The diagnosis of Clostridium difficile-associated diarrhea: comparison of Triage C. difficile panel, EIA for Tox A/B and cytotoxin assays

Abstract

This study prospectively compared; Triage(R) C. difficile test (TCT), TechLab C. difficile toxin A-B enzyme immuno-assay (EIA), and cell-culture cytotoxin test (CT). Of the 400 stools tested, 99 were positive by any test with 92, 41 and 58 detected by TCT, EIA and CT, respectively. Culture of discordant samples indicated that 52 contained C. difficile (42 toxigenic, 10 non-toxigenic), 10 contained Clostridium species and 2 had no detectable clostridium isolates.

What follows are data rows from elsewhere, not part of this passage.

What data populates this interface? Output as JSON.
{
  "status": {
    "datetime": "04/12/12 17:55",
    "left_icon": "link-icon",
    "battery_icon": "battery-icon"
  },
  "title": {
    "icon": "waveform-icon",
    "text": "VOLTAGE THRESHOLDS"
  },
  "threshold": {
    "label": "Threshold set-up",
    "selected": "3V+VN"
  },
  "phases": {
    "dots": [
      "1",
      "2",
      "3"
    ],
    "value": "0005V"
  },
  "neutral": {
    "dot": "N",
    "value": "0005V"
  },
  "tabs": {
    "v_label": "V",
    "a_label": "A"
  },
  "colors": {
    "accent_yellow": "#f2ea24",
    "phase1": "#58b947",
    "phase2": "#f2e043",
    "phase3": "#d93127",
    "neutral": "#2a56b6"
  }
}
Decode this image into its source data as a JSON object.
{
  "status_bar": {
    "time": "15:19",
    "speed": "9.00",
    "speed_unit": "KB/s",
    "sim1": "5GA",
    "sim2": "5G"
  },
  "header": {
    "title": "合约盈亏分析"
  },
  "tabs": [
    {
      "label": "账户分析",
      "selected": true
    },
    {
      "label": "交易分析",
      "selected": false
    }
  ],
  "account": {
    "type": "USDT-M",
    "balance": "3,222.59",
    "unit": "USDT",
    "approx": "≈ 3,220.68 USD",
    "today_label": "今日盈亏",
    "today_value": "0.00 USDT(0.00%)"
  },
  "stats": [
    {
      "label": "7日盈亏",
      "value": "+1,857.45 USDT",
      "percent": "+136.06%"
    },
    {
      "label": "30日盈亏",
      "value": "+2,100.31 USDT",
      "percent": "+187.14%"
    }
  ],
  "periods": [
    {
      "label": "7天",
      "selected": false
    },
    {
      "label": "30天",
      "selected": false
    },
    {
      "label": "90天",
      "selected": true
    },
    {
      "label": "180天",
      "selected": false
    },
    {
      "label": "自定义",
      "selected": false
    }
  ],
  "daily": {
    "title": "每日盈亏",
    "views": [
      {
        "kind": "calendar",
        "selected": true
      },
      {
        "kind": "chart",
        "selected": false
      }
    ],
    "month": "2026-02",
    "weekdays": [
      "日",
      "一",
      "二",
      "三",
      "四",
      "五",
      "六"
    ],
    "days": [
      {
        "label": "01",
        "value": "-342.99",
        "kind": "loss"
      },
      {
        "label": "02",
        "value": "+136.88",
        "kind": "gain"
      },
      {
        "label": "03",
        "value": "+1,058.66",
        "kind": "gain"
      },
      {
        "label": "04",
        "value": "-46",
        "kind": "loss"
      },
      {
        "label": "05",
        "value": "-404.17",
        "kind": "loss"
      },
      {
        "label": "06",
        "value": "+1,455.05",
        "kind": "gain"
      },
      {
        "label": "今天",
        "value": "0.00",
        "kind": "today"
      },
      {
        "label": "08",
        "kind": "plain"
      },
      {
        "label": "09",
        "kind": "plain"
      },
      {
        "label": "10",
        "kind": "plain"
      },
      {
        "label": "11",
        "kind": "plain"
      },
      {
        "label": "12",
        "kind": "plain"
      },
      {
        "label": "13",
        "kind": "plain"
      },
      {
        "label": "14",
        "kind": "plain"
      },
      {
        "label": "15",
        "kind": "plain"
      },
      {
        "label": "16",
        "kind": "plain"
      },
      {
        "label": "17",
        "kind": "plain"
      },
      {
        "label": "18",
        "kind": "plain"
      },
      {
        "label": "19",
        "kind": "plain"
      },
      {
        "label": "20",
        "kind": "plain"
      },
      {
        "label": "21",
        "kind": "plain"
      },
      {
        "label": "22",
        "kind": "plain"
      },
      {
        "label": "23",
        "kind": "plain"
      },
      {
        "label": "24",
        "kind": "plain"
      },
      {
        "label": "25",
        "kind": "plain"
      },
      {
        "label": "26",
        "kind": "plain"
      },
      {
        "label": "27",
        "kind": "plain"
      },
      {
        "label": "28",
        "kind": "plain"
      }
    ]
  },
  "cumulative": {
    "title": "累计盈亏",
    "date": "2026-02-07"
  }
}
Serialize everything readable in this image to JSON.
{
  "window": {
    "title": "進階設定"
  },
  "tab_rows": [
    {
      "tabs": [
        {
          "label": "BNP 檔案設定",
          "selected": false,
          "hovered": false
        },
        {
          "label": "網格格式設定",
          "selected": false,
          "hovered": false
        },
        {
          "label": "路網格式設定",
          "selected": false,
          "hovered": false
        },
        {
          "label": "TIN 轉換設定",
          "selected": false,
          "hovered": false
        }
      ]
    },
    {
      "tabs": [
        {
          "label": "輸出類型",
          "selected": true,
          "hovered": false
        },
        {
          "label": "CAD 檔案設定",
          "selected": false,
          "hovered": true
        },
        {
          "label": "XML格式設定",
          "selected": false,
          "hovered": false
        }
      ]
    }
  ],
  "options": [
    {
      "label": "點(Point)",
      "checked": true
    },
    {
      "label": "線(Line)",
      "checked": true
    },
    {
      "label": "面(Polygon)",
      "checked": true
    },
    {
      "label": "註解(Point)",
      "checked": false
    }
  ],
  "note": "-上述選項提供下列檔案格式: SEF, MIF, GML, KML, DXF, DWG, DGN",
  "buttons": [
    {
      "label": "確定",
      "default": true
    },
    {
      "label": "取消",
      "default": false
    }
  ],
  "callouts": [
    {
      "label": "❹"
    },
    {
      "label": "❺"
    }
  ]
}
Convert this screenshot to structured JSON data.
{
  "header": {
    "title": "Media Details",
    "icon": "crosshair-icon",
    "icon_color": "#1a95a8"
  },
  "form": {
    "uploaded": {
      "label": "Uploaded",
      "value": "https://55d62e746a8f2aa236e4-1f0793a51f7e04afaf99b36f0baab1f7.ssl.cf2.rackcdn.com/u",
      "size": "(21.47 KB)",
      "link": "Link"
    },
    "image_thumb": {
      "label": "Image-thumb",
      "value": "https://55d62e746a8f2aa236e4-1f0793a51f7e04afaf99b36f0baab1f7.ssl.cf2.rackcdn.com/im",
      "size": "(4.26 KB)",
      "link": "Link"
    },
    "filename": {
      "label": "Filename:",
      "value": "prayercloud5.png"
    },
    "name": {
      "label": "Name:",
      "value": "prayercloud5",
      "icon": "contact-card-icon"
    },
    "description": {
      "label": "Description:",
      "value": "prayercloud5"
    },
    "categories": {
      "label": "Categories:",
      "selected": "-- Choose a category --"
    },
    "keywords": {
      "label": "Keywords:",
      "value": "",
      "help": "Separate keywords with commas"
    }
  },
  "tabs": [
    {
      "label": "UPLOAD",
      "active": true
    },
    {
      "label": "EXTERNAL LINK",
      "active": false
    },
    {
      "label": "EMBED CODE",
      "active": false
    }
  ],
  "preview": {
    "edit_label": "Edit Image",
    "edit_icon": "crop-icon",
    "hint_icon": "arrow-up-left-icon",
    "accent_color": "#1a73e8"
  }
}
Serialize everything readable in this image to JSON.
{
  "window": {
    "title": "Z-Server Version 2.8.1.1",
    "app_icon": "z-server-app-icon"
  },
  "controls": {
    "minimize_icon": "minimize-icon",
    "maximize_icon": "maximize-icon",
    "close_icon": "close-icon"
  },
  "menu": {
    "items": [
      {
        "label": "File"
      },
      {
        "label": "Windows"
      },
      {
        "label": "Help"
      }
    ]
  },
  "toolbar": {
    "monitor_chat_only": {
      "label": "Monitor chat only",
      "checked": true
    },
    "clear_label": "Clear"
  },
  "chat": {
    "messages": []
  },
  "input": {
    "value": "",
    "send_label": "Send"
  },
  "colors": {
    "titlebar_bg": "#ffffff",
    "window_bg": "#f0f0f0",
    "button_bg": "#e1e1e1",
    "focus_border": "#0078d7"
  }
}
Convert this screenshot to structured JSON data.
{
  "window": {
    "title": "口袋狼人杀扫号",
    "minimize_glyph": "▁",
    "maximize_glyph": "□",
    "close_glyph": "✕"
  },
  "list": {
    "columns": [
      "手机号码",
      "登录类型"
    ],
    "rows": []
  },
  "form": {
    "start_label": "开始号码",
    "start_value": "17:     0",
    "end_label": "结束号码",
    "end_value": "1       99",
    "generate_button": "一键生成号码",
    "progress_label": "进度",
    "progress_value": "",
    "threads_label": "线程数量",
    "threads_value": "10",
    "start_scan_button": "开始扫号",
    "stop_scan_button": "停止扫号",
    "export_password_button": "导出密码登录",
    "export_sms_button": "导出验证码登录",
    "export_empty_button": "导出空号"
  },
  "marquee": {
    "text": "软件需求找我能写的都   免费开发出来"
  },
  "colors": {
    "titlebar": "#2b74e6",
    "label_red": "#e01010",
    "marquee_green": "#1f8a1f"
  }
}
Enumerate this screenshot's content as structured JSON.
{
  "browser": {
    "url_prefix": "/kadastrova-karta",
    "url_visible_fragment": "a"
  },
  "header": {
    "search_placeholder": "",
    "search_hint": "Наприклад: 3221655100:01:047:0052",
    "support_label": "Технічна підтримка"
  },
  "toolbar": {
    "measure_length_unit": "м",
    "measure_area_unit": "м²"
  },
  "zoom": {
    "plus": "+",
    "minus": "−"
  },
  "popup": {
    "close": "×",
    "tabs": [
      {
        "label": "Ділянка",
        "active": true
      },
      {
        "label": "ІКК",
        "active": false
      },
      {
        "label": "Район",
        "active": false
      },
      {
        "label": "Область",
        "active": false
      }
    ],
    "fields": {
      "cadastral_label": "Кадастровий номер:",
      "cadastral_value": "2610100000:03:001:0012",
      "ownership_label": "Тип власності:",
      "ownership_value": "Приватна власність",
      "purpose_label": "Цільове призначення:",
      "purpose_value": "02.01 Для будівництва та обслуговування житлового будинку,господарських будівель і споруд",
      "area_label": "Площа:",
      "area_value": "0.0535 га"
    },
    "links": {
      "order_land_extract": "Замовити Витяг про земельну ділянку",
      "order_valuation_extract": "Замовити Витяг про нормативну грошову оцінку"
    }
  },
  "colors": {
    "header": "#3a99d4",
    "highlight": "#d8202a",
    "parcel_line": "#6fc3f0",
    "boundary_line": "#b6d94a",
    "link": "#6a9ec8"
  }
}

There were 21/42 toxigenic C. difficile isolates from 17 patients whose stools were negative when originally tested by CT. Review of available patient charts indicated that 12/14 did not previously or currently have C. difficile associated diarrhea, whereas 2 patients developed disease within a few days. Compared to CT as the gold standard, the sensitivity and specificity were; 93%, 89% and 66%, 99% for TCT and EIA respectively. The 8 stool samples with Toxin A(-) Toxin B(+) isolates were detected in 8, 4, and 6 samples by TCT, EIA and CT, respectively. In summary, TCT as a screening test allowed reliable reporting for 85% of stools on the day of receipt. For the 15% of stools requiring further testing we recommend the use of CT.